Extreme heat VaR comparison for hypothetical portfolios under a hot-house world (5°C) scenario
Data shown for the hypothetical portfolios A to E are based on constituents of MSCI China Index, MSCI China All Share Index, MSCI China A 50 Connect Index, MSCI China Low Carbon Leaders Index, and MSCI China Climate Paris Aligned Index, respectively. The selected climate scenario is 5°C IPCC SSP5-8.5. Data as of March 2023. Source: MSCI ESG Research
As shown above, the hypothetical portfolios that capture the large- and mid-cap representation of the Chinese market all face a relatively high extreme-heat VaR, echoing our analysis above which showed this risk’s potential to affect all sectors. We did find that Portfolio D, which is intended to have a low carbon-intensity relative to its benchmark, also had lower risk from extreme heat, compared with the broader Portfolio A. However, this result may be a coincidence — lower emissions may not always correlate with lower physical climate risk. We found that the physical risk of a portfolio was ultimately affected by asset weighting, sector vulnerability to certain climate hazards and asset location distribution. Unsurprisingly, the lowest risk from extreme heat was noted for the Paris-aligned Portfolio E, where lowering this risk is an explicit objective.
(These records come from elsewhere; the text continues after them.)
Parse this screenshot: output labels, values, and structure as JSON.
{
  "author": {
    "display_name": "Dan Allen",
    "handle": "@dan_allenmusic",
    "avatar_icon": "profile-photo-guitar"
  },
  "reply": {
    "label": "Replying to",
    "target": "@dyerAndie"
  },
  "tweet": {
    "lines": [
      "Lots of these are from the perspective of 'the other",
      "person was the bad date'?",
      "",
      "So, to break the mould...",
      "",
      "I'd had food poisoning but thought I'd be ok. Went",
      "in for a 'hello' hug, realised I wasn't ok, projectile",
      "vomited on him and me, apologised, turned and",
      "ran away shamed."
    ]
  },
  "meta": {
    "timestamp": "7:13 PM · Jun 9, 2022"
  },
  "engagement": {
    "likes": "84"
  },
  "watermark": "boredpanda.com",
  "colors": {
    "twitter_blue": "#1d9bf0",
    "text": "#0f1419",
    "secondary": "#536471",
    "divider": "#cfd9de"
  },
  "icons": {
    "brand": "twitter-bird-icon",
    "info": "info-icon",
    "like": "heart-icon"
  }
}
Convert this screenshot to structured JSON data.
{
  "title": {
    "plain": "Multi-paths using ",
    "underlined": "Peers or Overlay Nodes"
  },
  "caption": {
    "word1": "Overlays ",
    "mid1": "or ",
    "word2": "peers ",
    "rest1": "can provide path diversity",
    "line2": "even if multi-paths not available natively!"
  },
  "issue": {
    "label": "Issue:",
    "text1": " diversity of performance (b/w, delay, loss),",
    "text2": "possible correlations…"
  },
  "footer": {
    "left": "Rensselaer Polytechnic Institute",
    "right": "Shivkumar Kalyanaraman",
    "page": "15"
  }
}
Moving forward, investors may need to combine risk-management strategies that fully consider the sector variation and the comprehensive adaption and response plans in key spots to effectively address these growing risks from physical climate change.
1Smriti Mallapaty. “China’s extreme weather challenges scientists trying to study it.” Nature, Sept. 21, 2022.
2“AR6 Synthesis Report: Climate Change 2023.” IPCC, 2023.
3Shaohon Wu et al. “Identification of regional pattern of climate change risk in China under different global warming targets.” Journal of Geographical Sciences, March 2023.
4The MSCI Climate VaR model provides forward-looking impact metrics on transition and physical risks and opportunities. A total of 10 different climate hazards were assessed and translated into potential financial impacts based on the asset damage and business interruption in physical Climate VaR.
5GICS, the global industry classification standard jointly developed by MSCI and S&P Global Market Intelligence.
6In this research, we use the 1.5°C REMIND NGFS orderly transition and 5°C IPCC SSP5-8.5 transition pathways. Our model assumes a discounted factor applied to each asset’s revenue when the daily maximum heat exceeds 30°C and 35°C.